Doch ist sein Ansinnen gerade nicht, in zu große Abhängigkeit von sozialen Leistungen zu geraten. Er vertraut vielmehr auf die Stärke der Marktwirtschaft. Das heute in so vielen schillernden Farben benutzte und diskutierte Wort „Inklusion“ ist nach seiner Auffassung erst dann vollständig erreicht, wenn das eigene Handicap zur Nebensache wird. Seine wohl als exotisch anzusehende Einstellung wird auch in dem folgenden Artikel deutlich, der während seiner Promotionszeit am 15. Oktober 2010 in der Tageszeitung „Die Welt“ erschienen ist:
Freitag ist der "Tag des weißen Stocks". Doch Carsten D. (29) will keinen Gedenktag, er will ernst genommen werden.

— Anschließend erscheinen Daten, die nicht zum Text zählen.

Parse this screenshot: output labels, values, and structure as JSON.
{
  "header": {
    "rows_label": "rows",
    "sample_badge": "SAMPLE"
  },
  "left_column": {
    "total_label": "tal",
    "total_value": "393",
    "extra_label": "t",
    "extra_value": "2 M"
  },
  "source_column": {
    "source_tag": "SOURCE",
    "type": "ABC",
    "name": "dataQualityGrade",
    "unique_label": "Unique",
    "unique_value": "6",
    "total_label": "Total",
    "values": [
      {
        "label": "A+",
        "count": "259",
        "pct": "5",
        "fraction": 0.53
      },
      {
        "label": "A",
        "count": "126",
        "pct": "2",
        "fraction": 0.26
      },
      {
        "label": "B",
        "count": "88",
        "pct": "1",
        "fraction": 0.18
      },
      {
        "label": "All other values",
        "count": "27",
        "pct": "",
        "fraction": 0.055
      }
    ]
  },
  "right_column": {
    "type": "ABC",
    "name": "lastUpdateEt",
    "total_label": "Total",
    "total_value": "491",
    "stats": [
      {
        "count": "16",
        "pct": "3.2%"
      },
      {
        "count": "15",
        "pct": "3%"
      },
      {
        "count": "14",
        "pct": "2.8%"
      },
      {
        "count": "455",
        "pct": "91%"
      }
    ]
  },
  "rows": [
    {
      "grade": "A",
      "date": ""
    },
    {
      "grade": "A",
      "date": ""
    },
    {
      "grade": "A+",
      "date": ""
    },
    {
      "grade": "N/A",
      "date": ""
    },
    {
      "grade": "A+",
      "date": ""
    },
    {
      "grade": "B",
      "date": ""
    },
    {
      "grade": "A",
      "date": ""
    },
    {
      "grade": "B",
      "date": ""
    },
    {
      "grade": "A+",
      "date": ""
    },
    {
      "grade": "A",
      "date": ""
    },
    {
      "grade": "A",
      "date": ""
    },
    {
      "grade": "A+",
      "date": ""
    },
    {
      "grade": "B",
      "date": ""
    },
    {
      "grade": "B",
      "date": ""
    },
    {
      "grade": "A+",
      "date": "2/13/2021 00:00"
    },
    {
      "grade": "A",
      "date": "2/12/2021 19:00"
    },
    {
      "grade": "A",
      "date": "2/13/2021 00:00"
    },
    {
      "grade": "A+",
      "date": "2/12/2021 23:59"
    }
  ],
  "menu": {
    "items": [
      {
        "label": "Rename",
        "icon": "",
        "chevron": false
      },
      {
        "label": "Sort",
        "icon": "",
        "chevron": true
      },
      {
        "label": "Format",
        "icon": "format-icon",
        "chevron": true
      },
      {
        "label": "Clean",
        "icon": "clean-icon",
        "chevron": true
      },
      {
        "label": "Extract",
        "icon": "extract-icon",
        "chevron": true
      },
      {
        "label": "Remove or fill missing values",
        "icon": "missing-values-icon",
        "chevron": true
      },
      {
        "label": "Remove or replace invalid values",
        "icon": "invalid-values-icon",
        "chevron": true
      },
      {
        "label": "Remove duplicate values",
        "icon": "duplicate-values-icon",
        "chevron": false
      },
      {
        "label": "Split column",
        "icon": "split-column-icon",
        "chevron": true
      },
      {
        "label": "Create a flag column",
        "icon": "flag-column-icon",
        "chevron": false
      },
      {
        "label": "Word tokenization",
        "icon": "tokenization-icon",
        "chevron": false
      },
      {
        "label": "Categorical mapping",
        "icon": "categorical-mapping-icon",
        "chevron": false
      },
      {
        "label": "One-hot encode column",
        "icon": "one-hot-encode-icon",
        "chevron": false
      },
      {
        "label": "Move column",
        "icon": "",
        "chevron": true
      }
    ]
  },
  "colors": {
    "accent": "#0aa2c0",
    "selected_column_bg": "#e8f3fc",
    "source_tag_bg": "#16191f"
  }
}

1: Carsten D. an seinem Computer, Quelle: Pressebild.de/ Bertold Fabricius
„Ich bin ausgetreten aus dem Kollektiv von Jammerlappen. Aus dem Blindenverband (hiermit ist ausschließlich der BSVSH aus Schleswig-Holstein gemeint, Anm. des Verfassers). Fast mein ganzes Leben war ich Mitglied, jetzt hat es mir gereicht. Ich habe ein Schreiben bekommen, mit dem ich gebeten wurde, gegen die Kürzung des Blindengeldes in Schleswig-Holstein mitzudemonstrieren. Das war mal wieder typisch: Die einzig sichtbare Aufgabe, die der Verband wahrnimmt, ist öffentliches Jammern. An das Mitleid der Gesellschaft appellieren. Die Schwächsten vorschicken, ihre Hilfsbedürftigkeit zur Schau stellen undsie abhängig machen von Almosen des Staates. Da will ich nicht mehr mitmachen. Ich will nicht jammern. Ich will ernst genommen werden. Ich will etwas leisten.